In 2009, American journalist called Julia (Kristin Scott Thomas) starts to write a story about the events of 1942, and during her research discovers that her French husband’s family may have had a closer relationship to those historical events than she could have imagined. Her quest for the truth of what happened runs parallel with what became of Sarah in her determination to rescue her brother from his hiding place. The story goes on for longer than we expect, and plunges deeper into the complexities of the past and its consequences. In some ways it reminds me of another excellent French films from a few years ago called Un Secret (which would be an equally appropriate title for this film). That also dealt with the suppressed guilt left over from France’s involvement in the murder of Jews, mingling past with present.

I am not entirely without reservations. At times the modern day story can seem a little contrived and lacking the emotional kick we get from the powerful scenes from 1942. Scott Thomas is, as always, a wonderful screen presence, her cool detachment masking her passion and anger, and she is matched by the young Melusine Mayance as Sarah, whose eyes burn through the screen. And perhaps the film goes on just a little too long, as Julia follows through her initial discoveries with an almost pathological desire to know where it will take her, through succeeding generations. But these are minor quibbles. There is so much here that is rich, intelligent and subtle, allowing us to imagine the feelings of those involved, as well as giving full rein to them on other occasions.

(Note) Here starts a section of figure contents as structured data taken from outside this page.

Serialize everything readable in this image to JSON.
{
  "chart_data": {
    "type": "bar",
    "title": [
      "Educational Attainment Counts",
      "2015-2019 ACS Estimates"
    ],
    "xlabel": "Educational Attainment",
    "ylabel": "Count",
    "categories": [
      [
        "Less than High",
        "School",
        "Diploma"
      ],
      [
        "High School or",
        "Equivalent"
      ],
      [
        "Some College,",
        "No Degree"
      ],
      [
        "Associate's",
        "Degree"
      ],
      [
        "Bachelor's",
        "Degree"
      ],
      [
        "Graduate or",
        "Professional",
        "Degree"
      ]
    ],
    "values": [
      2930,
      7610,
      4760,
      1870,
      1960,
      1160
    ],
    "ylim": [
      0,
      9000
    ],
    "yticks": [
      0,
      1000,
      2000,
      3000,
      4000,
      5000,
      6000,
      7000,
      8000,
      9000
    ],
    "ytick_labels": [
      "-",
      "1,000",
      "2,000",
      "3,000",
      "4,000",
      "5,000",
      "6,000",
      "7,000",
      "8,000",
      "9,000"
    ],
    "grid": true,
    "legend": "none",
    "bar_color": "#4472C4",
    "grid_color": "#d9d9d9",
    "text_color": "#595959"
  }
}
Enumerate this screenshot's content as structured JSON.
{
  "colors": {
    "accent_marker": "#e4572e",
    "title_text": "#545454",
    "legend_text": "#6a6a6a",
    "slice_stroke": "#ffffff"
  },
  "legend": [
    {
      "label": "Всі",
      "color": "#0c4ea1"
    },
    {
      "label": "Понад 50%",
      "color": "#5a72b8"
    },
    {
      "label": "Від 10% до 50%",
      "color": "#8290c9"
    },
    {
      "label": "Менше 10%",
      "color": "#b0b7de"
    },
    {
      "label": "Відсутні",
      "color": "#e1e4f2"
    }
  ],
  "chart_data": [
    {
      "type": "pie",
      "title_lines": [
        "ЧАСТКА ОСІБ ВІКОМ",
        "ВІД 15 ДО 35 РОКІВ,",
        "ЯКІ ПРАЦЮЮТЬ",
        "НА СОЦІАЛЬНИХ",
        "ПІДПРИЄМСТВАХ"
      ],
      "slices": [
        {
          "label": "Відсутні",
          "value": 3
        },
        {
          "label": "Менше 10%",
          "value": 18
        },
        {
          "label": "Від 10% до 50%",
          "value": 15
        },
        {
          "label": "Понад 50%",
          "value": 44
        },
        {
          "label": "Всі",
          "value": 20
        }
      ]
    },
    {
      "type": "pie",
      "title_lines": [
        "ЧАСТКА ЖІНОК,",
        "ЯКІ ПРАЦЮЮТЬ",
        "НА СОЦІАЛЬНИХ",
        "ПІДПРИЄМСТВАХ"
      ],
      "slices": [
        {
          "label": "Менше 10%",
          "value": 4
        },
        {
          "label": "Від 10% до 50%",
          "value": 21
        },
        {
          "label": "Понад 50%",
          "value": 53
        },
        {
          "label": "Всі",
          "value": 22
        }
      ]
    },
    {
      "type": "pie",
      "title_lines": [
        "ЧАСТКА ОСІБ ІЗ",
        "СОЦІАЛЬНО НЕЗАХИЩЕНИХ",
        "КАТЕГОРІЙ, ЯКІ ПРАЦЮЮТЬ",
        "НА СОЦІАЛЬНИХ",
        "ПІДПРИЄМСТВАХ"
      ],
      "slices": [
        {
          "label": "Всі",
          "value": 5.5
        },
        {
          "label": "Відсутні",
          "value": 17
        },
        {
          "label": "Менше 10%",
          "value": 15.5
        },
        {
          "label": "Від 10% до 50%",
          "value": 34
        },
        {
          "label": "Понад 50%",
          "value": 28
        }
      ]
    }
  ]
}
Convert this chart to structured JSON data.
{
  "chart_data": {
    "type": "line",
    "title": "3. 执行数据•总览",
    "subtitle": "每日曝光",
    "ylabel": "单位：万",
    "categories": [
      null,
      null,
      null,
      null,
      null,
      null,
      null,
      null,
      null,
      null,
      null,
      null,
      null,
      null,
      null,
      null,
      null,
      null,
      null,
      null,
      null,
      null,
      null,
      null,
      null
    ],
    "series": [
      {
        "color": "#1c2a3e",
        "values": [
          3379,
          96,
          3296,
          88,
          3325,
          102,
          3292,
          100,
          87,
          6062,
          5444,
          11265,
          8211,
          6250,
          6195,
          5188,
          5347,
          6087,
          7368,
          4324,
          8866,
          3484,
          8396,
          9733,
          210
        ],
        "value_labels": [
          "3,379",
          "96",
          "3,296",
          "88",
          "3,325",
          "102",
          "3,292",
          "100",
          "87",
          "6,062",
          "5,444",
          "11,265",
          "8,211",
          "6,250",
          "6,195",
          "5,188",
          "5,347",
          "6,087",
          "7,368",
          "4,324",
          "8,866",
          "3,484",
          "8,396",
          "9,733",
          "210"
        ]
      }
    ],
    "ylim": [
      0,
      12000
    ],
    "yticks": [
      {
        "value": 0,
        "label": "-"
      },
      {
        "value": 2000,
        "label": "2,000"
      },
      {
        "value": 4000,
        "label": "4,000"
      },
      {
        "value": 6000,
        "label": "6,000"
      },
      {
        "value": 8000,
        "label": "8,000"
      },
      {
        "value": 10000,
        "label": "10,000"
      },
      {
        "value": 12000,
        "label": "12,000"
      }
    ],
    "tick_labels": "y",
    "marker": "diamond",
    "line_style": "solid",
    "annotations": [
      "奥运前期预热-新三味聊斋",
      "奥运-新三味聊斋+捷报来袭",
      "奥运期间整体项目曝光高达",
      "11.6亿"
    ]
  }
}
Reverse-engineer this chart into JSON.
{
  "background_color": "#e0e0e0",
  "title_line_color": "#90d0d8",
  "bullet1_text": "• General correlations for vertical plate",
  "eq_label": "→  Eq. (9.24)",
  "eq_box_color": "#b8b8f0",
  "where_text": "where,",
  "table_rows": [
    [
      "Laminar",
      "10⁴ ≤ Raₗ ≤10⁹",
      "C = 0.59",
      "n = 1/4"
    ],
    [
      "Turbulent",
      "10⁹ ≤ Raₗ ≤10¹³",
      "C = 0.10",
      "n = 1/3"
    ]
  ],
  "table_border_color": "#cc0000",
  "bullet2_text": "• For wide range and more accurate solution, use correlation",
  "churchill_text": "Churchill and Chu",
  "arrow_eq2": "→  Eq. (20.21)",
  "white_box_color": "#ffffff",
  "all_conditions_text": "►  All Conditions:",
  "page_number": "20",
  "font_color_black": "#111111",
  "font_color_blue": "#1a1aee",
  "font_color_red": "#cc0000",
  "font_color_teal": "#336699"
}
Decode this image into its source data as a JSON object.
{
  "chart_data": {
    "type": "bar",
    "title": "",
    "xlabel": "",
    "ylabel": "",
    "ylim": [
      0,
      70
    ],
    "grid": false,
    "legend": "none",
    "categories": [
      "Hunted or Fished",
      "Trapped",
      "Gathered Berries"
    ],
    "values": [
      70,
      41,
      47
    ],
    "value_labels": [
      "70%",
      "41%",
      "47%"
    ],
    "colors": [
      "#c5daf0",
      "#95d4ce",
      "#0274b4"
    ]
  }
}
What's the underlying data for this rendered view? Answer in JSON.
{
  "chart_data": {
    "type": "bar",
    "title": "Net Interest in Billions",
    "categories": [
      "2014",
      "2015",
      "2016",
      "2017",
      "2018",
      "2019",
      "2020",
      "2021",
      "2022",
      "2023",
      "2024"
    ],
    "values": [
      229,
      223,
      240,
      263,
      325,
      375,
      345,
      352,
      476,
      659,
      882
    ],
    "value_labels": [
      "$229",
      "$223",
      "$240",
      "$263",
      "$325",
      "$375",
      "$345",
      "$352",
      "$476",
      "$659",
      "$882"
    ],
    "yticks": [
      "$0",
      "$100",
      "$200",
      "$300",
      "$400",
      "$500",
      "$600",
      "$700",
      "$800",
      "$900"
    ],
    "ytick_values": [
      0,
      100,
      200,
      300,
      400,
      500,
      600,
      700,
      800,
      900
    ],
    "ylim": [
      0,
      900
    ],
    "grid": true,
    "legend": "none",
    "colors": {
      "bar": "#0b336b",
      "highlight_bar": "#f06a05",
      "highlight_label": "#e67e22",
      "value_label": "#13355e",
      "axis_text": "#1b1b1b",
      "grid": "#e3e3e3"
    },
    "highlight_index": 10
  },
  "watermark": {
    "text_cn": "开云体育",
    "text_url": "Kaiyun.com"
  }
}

It’s easy for the British, who remained unoccupied by the Germans, to pride ourselves on not having collaborated and pass judgement on those who did. Who knows how we would have reacted? At the same time, other European countries were far less willing to offer up their fellow citizens, and went to great lengths to protect them. However French cinema has done a lot of atoning for past sins with an unflinching examination of the past. Elle s’appelait Sarah (to give it its proper title) is a moving addition to that body of work.